[1] ORDER [2] This matter came before a panel of the Supreme Court pursuant to an order issued to the defendant E R Realty, Inc. (E R) to appear and show cause why its appeal should not be summarily denied and dismissed. The defendant had appealed from summary judgment in favor of the co-defendant Providence Journal Company (Journal).
[3] In this case plaintiff had filed suit against the two defendants for injuries suffered when she tripped over a cable placed by E R around a parking lot it owned. The lot served a shopping center in which the Journal leased a store. A clause in the lease provided indemnity by the lessee in favor of E R.
[4] After examining the memoranda submitted by the parties and after hearing their counsel in oral argument, we are of the opinion that E R has failed to demonstrate that there was an issue of material fact to be decided.
[5] The court is also of the opinion that the trial justice reached the proper conclusion.

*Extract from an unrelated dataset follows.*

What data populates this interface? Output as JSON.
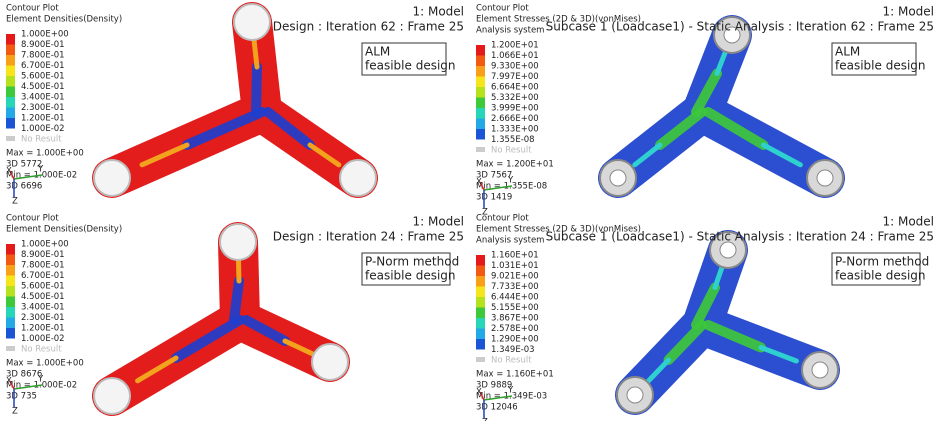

In Muldowney v. WeatherkingProducts, Inc., 509 A.2d 441 (R.I. 1986) we stated:
"In order to successfully assert an action for indemnity, the prospective indemnitee must prove three elements. First, the party seeking indemnity must be liable to a third party. Second, the prospective indemnitor must also be liable to the third party. Third, as between the prospective indemnitee and indemnitor, the obligation [giving rise to the breach of duty] ought to be discharged by the indemnitor."
[6] In this case E R never contended that the Journal either erected the cable barrier initially or had any control over it. Thus, the Journal had no liability to the plaintiff.
[7] For these reasons, E R's appeal is denied and dismissed, the judgment appealed from is affirmed and the papers of the case are remanded to the Superior Court for further proceedings.
[8] WEISBERGER and KELLEHER, JJ., did not participate.